La campagne du SEP obtient du soutien dans le nord du Sri Lanka

Par notre correspondant
11 août 2015

Des membres et des sympathisants du SEP et des Etudiants et jeunes internationalistes pour l'égalité sociale (EJIES) ont fait campagne parmi les travailleurs, les pêcheurs, les femmes au foyer, les jeunes et les retraités pour la deuxième réunion électorale à être tenue dans le Nord du Sri Lanka. Le PES aligne 43 candidats, dans trois districts, pour l’élection générale du 17 août – à Colombo, la capitale, à Jaffna dans la zone nord et dans la zone de plantations de Nuwaraeliya. 

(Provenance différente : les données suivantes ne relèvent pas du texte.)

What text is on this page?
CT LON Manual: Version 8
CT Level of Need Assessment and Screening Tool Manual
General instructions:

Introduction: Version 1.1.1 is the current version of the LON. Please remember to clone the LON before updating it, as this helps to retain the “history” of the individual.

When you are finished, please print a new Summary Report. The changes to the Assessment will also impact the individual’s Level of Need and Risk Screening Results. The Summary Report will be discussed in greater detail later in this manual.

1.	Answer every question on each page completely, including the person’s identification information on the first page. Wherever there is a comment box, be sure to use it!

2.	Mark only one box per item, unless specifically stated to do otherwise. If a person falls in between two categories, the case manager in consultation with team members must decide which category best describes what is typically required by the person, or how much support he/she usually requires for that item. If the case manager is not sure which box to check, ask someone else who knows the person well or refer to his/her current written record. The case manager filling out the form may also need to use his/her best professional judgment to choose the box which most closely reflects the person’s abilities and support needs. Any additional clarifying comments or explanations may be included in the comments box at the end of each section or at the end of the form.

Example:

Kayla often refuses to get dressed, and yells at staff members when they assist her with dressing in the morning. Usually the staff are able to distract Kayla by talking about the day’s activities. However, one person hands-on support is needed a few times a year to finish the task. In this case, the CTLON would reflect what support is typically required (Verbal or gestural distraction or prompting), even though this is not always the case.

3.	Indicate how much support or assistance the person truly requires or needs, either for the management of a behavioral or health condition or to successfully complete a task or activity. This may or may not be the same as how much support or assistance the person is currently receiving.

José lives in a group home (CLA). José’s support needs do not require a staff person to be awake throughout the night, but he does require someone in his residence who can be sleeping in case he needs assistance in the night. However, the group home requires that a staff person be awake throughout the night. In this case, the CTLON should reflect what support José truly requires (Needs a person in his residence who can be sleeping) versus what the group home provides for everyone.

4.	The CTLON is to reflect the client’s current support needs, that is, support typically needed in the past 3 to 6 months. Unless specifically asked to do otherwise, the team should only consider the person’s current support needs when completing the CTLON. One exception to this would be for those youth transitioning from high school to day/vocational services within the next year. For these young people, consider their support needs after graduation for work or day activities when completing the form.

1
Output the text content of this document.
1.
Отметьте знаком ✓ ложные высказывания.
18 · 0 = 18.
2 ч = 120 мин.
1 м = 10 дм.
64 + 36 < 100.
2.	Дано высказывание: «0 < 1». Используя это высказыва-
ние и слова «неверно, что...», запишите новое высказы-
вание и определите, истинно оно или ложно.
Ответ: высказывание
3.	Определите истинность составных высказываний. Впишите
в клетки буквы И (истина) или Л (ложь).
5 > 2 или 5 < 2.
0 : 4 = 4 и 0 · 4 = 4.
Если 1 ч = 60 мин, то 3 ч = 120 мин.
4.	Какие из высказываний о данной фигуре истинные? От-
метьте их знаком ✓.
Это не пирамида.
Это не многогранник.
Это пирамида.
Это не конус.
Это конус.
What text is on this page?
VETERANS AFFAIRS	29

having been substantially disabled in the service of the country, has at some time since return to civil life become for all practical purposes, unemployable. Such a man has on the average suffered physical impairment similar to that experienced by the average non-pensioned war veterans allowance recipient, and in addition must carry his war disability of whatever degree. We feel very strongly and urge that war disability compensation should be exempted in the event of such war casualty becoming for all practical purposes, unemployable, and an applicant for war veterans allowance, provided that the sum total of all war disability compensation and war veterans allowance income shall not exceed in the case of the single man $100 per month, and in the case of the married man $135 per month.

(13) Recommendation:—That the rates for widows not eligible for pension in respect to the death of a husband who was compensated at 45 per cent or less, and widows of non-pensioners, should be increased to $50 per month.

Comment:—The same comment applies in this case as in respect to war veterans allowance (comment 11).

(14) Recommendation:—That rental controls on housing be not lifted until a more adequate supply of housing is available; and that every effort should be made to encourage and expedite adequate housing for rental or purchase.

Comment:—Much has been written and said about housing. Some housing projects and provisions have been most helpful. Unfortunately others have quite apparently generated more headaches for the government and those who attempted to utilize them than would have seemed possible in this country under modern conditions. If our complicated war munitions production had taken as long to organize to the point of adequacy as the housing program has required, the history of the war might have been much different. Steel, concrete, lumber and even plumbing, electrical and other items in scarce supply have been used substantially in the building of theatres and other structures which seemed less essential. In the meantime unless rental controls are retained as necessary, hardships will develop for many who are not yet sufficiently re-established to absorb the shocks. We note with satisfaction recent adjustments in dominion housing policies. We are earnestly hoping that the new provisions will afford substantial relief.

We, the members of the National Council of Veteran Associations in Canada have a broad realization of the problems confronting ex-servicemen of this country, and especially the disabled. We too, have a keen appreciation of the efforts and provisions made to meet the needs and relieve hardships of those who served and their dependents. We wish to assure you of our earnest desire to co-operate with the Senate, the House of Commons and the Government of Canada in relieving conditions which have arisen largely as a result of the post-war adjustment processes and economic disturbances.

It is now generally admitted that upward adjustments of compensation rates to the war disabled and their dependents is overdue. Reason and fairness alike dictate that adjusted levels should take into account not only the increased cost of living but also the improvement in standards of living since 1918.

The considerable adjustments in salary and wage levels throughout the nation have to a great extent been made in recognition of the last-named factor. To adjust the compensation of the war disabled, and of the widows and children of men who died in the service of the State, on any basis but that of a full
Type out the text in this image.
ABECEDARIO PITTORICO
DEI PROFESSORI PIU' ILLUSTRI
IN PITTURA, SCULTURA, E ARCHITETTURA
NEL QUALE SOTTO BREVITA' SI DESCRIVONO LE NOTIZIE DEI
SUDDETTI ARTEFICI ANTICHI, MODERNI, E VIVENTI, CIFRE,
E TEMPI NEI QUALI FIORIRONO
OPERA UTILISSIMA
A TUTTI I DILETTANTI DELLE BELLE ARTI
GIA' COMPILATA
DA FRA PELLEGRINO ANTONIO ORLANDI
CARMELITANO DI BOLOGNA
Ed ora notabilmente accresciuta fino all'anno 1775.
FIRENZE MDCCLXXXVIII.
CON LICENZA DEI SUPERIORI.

A section of the Jaffna meeting

Dans des discussions animées avec les membres et sympathisants du SEP des personnes interviewées à Karainagar ont souvent exprimé leur mépris pour et leur opposition au principal parti bourgeois tamoul, l'Alliance nationale tamoule (TNA), et de l'hostilité face à l'occupation militaire continue de la région Nord, plus de six ans après la fin de la guerre communautariste du gouvernement contre les séparatistes des Tigres de libération de l'Eelam tamoul (LTTE). 

Karainagar est une île reliée à Jaffna par une longue chaussée. La moitié environ des habitants sont des familles de pêcheurs et le reste sont des travailleurs, des fonctionnaires et des agriculteurs. Beaucoup de familles déplacées par la guerre, y ont été parqués sans installations élémentaires, tandis que des camps militaires neufs ont été établis. Des maisons endommagées et des débris sont les symboles visibles de plus de deux décennies de guerre communautariste. Beaucoup de familles pauvres dépendent de la pêche à la crevette rose dans les lagons. 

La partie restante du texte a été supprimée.